Diese Kinder lesen Emotionen vor allem am Gesicht ab und brauchen den körperlichen Kontakt, auch in Ausnahmesituationen. Abstand halten und Maske tragen? Das ist beides nicht umsetzbar. Dennoch muss auch der Gesundheit und Sicherheit der Mitarbeiter Rechnung getragen werden. Seit einigen Wochen kann sich jeder Beschäftigte zweimal wöchentlich einem Corona-Schnelltest unterziehen. Mutpol ist von einem Corona-Ausbruch verschont worden. „Das grenzt an ein Wunder“, sagt Dieter Meyer. Einzelfälle gab es, auch Quarantäne-Verordnungen. Zeitweise hatten Kinder schon für die Wochenend-Heimfahrt gepackt – dann kam von daheim die Nachricht, dass es aufgrund von Corona nicht möglich sei. Mit verheerenden Auswirkungen auf den Dienstplan. Die Betreuung im Heimbereich deckt 24 Stunden an sieben Tagen die Woche ab, selbst wenn nur ein Kind pro Wohngruppe da ist. Denn ein Zusammenlegen mit anderen Häusern ist aufgrund Corona nicht möglich.

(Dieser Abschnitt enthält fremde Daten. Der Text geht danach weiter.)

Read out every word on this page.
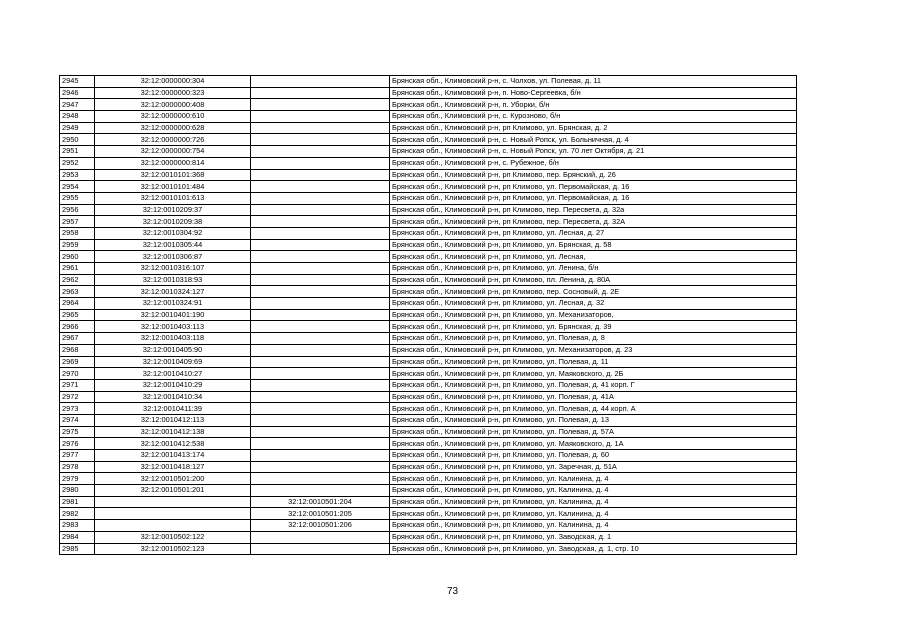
2945	32:12:0000000:304		Брянская обл., Климовский р-н, с. Чолхов, ул. Полевая, д. 11
2946	32:12:0000000:323		Брянская обл., Климовский р-н, п. Ново-Сергеевка, б/н
2947	32:12:0000000:408		Брянская обл., Климовский р-н, п. Уборки, б/н
2948	32:12:0000000:610		Брянская обл., Климовский р-н, с. Курозново, б/н
2949	32:12:0000000:628		Брянская обл., Климовский р-н, рп Климово, ул. Брянская, д. 2
2950	32:12:0000000:726		Брянская обл., Климовский р-н, с. Новый Ропск, ул. Больничная, д. 4
2951	32:12:0000000:754		Брянская обл., Климовский р-н, с. Новый Ропск, ул. 70 лет Октября, д. 21
2952	32:12:0000000:814		Брянская обл., Климовский р-н, с. Рубежное, б/н
2953	32:12:0010101:368		Брянская обл., Климовский р-н, рп Климово, пер. Брянский, д. 26
2954	32:12:0010101:484		Брянская обл., Климовский р-н, рп Климово, ул. Первомайская, д. 16
2955	32:12:0010101:613		Брянская обл., Климовский р-н, рп Климово, ул. Первомайская, д. 16
2956	32:12:0010209:37		Брянская обл., Климовский р-н, рп Климово, пер. Пересвета, д. 32а
2957	32:12:0010209:38		Брянская обл., Климовский р-н, рп Климово, пер. Пересвета, д. 32А
2958	32:12:0010304:92		Брянская обл., Климовский р-н, рп Климово, ул. Лесная, д. 27
2959	32:12:0010305:44		Брянская обл., Климовский р-н, рп Климово, ул. Брянская, д. 58
2960	32:12:0010306:87		Брянская обл., Климовский р-н, рп Климово, ул. Лесная,
2961	32:12:0010316:107		Брянская обл., Климовский р-н, рп Климово, ул. Ленина, б/н
2962	32:12:0010318:93		Брянская обл., Климовский р-н, рп Климово, пл. Ленина, д. 80А
2963	32:12:0010324:127		Брянская обл., Климовский р-н, рп Климово, пер. Сосновый, д. 2Е
2964	32:12:0010324:91		Брянская обл., Климовский р-н, рп Климово, ул. Лесная, д. 32
2965	32:12:0010401:190		Брянская обл., Климовский р-н, рп Климово, ул. Механизаторов,
2966	32:12:0010403:113		Брянская обл., Климовский р-н, рп Климово, ул. Брянская, д. 39
2967	32:12:0010403:118		Брянская обл., Климовский р-н, рп Климово, ул. Полевая, д. 8
2968	32:12:0010405:90		Брянская обл., Климовский р-н, рп Климово, ул. Механизаторов, д. 23
2969	32:12:0010409:69		Брянская обл., Климовский р-н, рп Климово, ул. Полевая, д. 11
2970	32:12:0010410:27		Брянская обл., Климовский р-н, рп Климово, ул. Маяковского, д. 2Б
2971	32:12:0010410:29		Брянская обл., Климовский р-н, рп Климово, ул. Полевая, д. 41 корп. Г
2972	32:12:0010410:34		Брянская обл., Климовский р-н, рп Климово, ул. Полевая, д. 41А
2973	32:12:0010411:39		Брянская обл., Климовский р-н, рп Климово, ул. Полевая, д. 44 корп. А
2974	32:12:0010412:113		Брянская обл., Климовский р-н, рп Климово, ул. Полевая, д. 13
2975	32:12:0010412:138		Брянская обл., Климовский р-н, рп Климово, ул. Полевая, д. 57А
2976	32:12:0010412:538		Брянская обл., Климовский р-н, рп Климово, ул. Маяковского, д. 1А
2977	32:12:0010413:174		Брянская обл., Климовский р-н, рп Климово, ул. Полевая, д. 60
2978	32:12:0010418:127		Брянская обл., Климовский р-н, рп Климово, ул. Заречная, д. 51А
2979	32:12:0010501:200		Брянская обл., Климовский р-н, рп Климово, ул. Калинина, д. 4
2980	32:12:0010501:201		Брянская обл., Климовский р-н, рп Климово, ул. Калинина, д. 4
2981		32:12:0010501:204	Брянская обл., Климовский р-н, рп Климово, ул. Калинина, д. 4
2982		32:12:0010501:205	Брянская обл., Климовский р-н, рп Климово, ул. Калинина, д. 4
2983		32:12:0010501:206	Брянская обл., Климовский р-н, рп Климово, ул. Калинина, д. 4
2984	32:12:0010502:122		Брянская обл., Климовский р-н, рп Климово, ул. Заводская, д. 1
2985	32:12:0010502:123		Брянская обл., Климовский р-н, рп Климово, ул. Заводская, д. 1, стр. 10
73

Das völlig verrückte vergangene Jahr hat aber auch alle zusammengeschweißt. Das Kollegium, die Kinder und Jugendlichen. „Die Gemeinschaft ist wahnsinnig wichtig geworden“, sagt Fabian. Justin Wibiral, Erzieher in Haus 8, bestätigt das. Die Jugendlichen hätten dadurch auch eine neue Art der Sensibilität entwickelt und zum Beispiel gespürt, wenn ein anderer seine Ruhe wollte oder – im Gegenzug – aufgemuntert werden musste.

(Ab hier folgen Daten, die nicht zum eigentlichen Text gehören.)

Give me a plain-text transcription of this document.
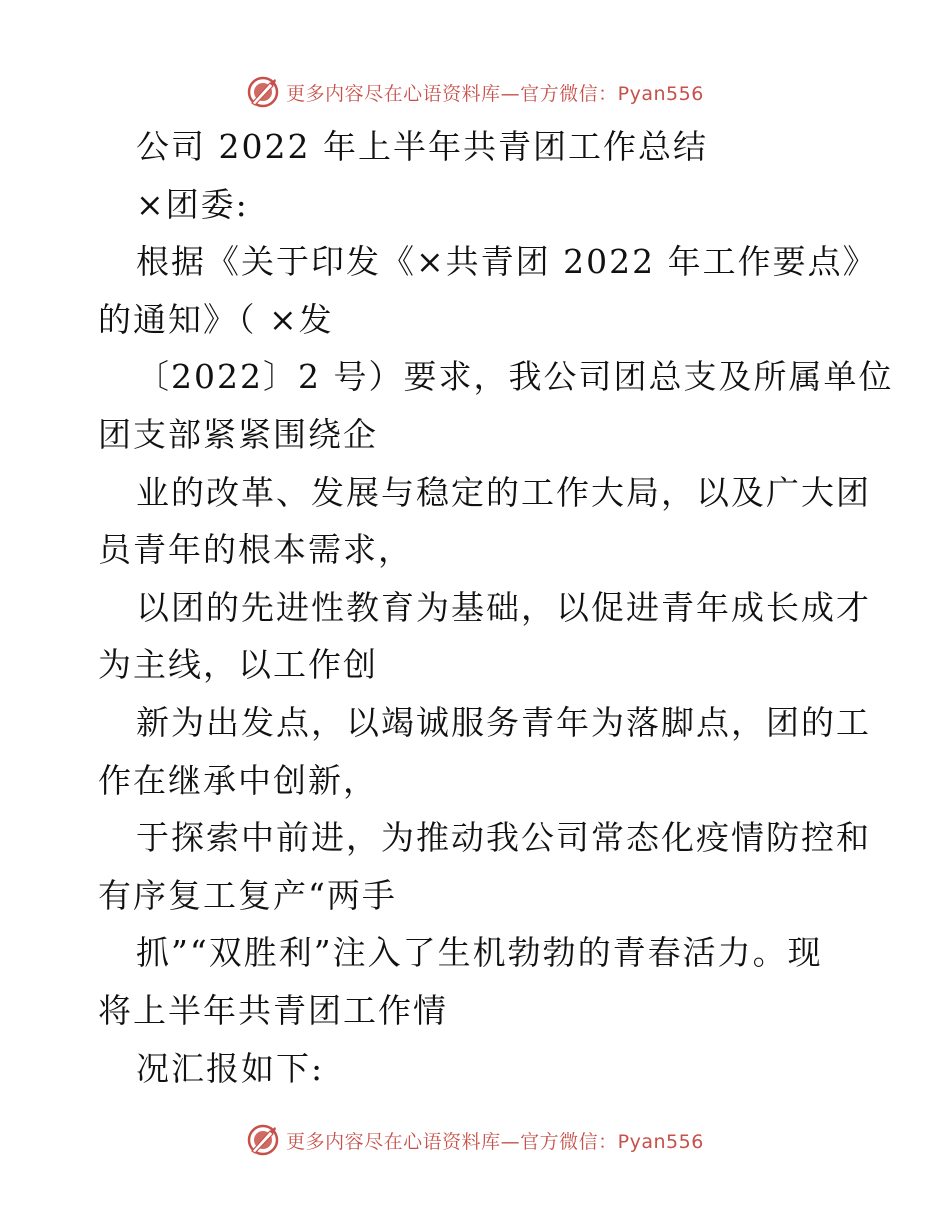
更多内容尽在心语资料库—官方微信：Pyan556
公司 2022 年上半年共青团工作总结
×团委:
根据《关于印发《×共青团 2022 年工作要点》
的通知》（ ×发
〔2022〕2 号）要求，我公司团总支及所属单位
团支部紧紧围绕企
业的改革、发展与稳定的工作大局，以及广大团
员青年的根本需求，
以团的先进性教育为基础，以促进青年成长成才
为主线，以工作创
新为出发点，以竭诚服务青年为落脚点，团的工
作在继承中创新，
于探索中前进，为推动我公司常态化疫情防控和
有序复工复产“两手
抓”“双胜利”注入了生机勃勃的青春活力。现
将上半年共青团工作情
况汇报如下:
更多内容尽在心语资料库—官方微信：Pyan556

Dankbarkeit: Die erfährt auch Martina Wangler auf eine neue Art, wenn sie ihre Familien besucht. „Ich bin oft der einzige Kontakt, den sie haben.“ Dabei zähle jede Art der Unterstützung. Erleichtert wird ihre Arbeit durch die Impfung, die erste hat sie gerade hinter sich. „Wir sind für viele Familien, Kinder und Jugendlichen so etwas wie Seelsorger geworden“, bekennt auch Marian Knoblauch. Das bedeute aber auch, dass er auch Samstagabend um 22 Uhr angerufen wird, wenn eine Situation in einer Familie zu eskalieren droht.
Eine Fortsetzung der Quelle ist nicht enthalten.